Revolutionary tool will methodically track fish populations in the ocean
By Stacey Shackford
Oceanographer Chuck Greene envisions a day when he will be able to observe the ocean the way a meteorologist observes the weather -- with continuous streams of data that allow him to see changes as they happen and predict future impacts on marine animal populations and ecosystems.
That day may be coming soon, thanks to a revolutionary ocean-observing tool he is helping to optimize, one capable of collecting and transmitting ecosystem data to his desktop in real time.
Greene, a Cornell professor of earth and atmospheric sciences, tests the self-propelled, solar-powered, remotely controlled Wave Glider in Hawaii.
Invented by Liquid Robotics Inc., the Wave Glider has drawn a lot of interest from the U.S. Navy for acoustic surveillance applications.

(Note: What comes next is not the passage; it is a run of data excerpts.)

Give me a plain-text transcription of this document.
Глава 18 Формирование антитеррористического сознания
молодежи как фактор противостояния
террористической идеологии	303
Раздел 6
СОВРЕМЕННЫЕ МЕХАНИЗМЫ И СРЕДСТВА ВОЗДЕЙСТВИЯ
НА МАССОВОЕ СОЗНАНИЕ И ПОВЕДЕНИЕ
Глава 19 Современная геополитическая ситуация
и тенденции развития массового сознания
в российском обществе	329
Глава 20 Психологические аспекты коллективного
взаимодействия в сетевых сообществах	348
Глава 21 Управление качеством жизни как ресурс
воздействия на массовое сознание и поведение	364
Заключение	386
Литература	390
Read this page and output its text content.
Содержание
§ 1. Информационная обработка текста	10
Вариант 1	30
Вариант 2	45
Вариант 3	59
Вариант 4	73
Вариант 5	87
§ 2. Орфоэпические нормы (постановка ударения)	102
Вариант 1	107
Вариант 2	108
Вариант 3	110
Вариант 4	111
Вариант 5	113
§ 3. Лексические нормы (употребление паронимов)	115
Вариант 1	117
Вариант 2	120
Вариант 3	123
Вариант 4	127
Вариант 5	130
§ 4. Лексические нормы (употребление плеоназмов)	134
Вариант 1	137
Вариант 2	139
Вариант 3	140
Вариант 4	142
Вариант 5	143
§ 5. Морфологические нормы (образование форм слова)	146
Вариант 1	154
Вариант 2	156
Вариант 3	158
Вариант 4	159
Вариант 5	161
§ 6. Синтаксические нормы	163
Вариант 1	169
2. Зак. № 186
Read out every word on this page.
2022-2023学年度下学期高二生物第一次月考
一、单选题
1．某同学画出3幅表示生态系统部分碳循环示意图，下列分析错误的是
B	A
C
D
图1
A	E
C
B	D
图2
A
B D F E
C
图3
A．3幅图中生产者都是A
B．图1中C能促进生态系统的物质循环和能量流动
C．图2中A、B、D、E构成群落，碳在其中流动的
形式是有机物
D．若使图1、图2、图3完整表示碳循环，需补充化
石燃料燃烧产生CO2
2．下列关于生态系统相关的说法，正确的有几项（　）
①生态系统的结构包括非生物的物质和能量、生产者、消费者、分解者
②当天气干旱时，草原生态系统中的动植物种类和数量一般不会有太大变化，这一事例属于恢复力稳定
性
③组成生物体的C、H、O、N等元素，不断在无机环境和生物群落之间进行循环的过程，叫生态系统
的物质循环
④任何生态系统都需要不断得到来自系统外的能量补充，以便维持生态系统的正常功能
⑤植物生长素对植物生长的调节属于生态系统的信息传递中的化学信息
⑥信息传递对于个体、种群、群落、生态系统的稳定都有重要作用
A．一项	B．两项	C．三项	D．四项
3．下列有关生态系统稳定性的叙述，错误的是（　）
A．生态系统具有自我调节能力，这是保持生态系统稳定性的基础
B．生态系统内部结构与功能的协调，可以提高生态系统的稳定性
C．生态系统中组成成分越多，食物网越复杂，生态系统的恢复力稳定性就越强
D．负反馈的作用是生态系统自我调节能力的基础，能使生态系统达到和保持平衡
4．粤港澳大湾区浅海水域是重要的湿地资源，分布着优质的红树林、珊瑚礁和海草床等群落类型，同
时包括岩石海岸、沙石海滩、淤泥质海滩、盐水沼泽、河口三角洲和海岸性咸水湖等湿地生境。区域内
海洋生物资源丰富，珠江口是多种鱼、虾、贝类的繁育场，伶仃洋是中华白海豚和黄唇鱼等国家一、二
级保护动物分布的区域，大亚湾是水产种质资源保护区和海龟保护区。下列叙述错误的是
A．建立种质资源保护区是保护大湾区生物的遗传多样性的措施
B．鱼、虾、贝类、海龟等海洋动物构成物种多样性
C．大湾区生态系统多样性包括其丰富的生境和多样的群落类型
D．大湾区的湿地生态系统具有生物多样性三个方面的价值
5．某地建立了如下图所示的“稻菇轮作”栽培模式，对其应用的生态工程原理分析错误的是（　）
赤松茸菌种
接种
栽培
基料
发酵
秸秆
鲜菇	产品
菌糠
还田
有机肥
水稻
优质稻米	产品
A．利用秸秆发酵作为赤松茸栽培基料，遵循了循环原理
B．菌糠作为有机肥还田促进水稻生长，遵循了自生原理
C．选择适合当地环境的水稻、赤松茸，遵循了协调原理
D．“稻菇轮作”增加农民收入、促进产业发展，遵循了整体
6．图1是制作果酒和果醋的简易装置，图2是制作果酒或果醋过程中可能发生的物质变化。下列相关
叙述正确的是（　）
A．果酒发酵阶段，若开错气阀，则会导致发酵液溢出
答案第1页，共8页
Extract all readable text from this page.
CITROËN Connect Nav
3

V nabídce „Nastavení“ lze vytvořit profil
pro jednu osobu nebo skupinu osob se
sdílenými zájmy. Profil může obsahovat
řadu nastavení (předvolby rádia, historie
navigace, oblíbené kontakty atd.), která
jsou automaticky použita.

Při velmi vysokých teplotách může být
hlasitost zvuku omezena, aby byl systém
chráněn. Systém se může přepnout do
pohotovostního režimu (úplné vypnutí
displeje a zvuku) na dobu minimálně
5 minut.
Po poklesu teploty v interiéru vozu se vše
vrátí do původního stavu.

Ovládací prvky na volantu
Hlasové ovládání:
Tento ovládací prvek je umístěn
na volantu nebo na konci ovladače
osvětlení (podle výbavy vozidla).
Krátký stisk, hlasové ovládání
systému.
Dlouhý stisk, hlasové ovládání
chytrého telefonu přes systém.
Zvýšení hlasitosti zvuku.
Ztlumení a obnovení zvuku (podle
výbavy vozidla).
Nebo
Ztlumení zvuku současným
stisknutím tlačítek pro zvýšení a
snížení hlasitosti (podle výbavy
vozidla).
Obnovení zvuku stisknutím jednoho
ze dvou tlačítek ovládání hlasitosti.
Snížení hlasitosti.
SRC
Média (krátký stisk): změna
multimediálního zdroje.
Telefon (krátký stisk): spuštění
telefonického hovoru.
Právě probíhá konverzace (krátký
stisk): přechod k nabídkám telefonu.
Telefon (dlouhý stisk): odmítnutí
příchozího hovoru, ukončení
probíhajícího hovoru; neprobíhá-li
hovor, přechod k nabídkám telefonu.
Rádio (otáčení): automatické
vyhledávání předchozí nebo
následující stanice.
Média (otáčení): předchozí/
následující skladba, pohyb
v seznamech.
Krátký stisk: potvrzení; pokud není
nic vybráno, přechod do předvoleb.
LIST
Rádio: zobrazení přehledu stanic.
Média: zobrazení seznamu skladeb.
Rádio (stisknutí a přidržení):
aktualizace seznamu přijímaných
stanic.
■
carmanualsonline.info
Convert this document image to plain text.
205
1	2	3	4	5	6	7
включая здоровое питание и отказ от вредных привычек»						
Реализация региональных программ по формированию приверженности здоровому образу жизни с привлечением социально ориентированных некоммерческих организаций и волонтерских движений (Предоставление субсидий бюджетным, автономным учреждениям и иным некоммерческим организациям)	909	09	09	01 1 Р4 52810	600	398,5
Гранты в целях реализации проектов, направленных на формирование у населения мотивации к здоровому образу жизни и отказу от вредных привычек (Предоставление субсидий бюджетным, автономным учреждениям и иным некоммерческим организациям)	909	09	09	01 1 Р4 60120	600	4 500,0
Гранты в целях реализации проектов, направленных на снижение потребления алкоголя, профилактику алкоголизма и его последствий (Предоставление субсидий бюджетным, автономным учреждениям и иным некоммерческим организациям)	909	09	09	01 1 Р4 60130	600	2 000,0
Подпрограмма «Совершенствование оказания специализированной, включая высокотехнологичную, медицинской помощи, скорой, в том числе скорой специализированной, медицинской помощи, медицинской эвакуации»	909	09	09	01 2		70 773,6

Greene is working with Liquid Robotics to instrument the gliders to improve and greatly reduce the costs of fish and marine mammal surveys, which currently depend on manned research vessels.
At around $25,000 a day in ship costs for cruises that can last as long as 60 days, such surveys have become prohibitively expensive. This has compromised the geographic and temporal coverage of the surveys, as well as the quality of data sets that can cost more than $1 million per year to collect.
"Some of the things we really want to know, such as seasonal migration and feeding patterns, we can't find out," Greene said. "There are a lot of things we sacrifice knowing about the animals because we really don't know where they are half the time."
The Wave Gliders would be released off the coast and operate along survey lines running perpendicular to the coast. Collecting acoustic data with a custom echo sounder developed by another partner, BioSonics Inc., each Wave Glider would cover about 12 miles a day.
Controlled via satellite by scientists on shore, a fleet of such gliders could continuously monitor the same area year-round that a ship currently surveys once a year or every other year by methodically "mowing the lawn" as it makes its way down the coast.
"We are entering a new era in fisheries and conservation oceanography," Greene said. "We used to generate our hypotheses based on very limited observational data and then go out on research vessels with very rigid cruise plans to test them. We still do that to a large extent, but soon we hope that a greater observational presence in the ocean will enable us to monitor how ecosystems and their populations are changing in real time. Then we will be able to change our cruise plans on the fly and adaptively survey and sample the ocean to test our hypotheses. Reliable ocean and fisheries forecasting is on the horizon."
While the instrumented Wave Gliders could cost more than $100,000 each until they go into mass production, they still represent a great value, Greene said, since 50 of them would cost the same as two ship surveys, but would provide much richer data sets.
"Potentially these Wave Gliders could be at sea for months at a time," Greene said. "Their maintenance costs would also be very low. Payback time is pretty quick."
Preliminary tests funded by the National Science Foundation were conducted last year, with promising results. This year, Greene and his partners are planning to fit the Wave Gliders with a larger transducer, enabling them to work at one of the lower frequencies required for fisheries research. Assuming this winter's tests are successful, they plan to conduct their first fishery acoustic surveys with the National Marine Fisheries Service off the West Coast next summer.
Stacey Shackford is a staff writer in the College of Agriculture and Life Sciences.